All of the above studies in China are single center studies. Considering the huge diversity of China's population, the results of single center research may not reflect the regional characteristics and achieve good applicability in other regions of China. Our multicenter, retrospective cohort study just fills in this gap. In addition, previous studies on T2DM risk prediction in China only used simple regression coefficient to score T2DM risk, and our nomogram model can provide a more simple, quick and personalized risk prediction. In this study, based on the data of rich healthcare group in China, we developed a quantifiable, simple and applicable nomogram model to predict the risk of 5-year T2DM in Chinese population. The internal validation results show that the model has high prediction accuracy in both modeling and validation queues. In addition, this nomogram model has great practical value because of its easy to obtain clinical detection indicators. Although this study has the above advantages, it still has the following shortcomings: 1. This study is a retrospective cohort study, and individual data with incomplete data are excluded, which may lead to selection bias, which needs further verification by prospective research; 2. There are fewer risk factors included in the model in this study.
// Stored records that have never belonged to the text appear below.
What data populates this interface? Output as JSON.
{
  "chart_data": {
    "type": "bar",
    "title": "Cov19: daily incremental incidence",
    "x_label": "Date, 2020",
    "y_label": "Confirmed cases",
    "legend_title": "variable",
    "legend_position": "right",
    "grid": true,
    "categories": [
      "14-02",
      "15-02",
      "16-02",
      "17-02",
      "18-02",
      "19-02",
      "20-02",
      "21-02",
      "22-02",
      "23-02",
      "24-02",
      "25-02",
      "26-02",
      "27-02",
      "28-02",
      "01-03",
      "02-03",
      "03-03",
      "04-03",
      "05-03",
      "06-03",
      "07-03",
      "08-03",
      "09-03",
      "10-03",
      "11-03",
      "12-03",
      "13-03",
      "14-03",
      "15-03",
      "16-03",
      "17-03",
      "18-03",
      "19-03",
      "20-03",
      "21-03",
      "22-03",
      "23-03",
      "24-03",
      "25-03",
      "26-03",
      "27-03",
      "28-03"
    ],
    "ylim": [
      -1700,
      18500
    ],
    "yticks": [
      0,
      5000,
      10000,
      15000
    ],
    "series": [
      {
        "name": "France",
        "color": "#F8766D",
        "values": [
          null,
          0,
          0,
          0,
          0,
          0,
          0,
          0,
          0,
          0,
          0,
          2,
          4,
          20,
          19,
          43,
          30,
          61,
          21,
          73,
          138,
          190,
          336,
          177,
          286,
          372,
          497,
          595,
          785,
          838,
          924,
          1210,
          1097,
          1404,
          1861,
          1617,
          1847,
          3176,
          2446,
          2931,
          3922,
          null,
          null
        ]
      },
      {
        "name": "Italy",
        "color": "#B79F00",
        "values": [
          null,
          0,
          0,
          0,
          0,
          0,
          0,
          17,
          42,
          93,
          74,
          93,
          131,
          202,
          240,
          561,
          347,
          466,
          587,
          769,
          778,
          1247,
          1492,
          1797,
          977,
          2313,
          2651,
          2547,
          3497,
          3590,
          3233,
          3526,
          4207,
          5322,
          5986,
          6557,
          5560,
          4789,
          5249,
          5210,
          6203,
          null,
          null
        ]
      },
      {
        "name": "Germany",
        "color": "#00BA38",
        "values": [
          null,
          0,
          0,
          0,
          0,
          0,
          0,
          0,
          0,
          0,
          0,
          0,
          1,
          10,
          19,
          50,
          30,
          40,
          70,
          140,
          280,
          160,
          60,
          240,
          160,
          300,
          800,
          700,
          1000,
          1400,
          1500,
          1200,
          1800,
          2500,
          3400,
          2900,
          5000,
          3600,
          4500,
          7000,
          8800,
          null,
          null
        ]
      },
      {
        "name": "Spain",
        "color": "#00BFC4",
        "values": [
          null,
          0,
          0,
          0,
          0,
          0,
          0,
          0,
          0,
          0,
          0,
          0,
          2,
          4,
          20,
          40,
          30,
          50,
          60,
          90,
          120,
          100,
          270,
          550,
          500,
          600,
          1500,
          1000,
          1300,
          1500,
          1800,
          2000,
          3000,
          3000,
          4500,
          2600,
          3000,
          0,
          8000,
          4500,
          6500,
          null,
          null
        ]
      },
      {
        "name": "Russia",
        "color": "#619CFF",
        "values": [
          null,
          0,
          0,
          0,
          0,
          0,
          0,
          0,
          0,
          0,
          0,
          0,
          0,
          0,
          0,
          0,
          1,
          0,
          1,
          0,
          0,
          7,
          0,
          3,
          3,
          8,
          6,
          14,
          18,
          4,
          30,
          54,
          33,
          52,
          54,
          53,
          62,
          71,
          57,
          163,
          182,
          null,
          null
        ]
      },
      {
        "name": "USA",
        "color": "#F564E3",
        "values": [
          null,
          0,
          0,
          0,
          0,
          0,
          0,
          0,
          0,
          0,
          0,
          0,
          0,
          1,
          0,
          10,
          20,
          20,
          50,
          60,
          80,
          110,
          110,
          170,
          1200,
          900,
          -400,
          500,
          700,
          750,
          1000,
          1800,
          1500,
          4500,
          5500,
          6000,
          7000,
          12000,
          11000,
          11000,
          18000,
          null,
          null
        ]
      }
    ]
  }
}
Therefore, it is necessary to further incorporate more recognized risk factors into other validation studies to improve the performance of the model; 3. This study uses internal validation, so it can not guarantee the applicability of external data. Therefore, we need to further complete the verification research of external data.

In conclusion, this study has developed and verified the highly accurate T2DM 5-year risk prediction model nomogram. The nomogram can be used to conveniently evaluate the 5-year risk of T2DM in healthy adults, better guide high-risk personnel to carry out early intervention, prevent or delay the occurrence of T2DM.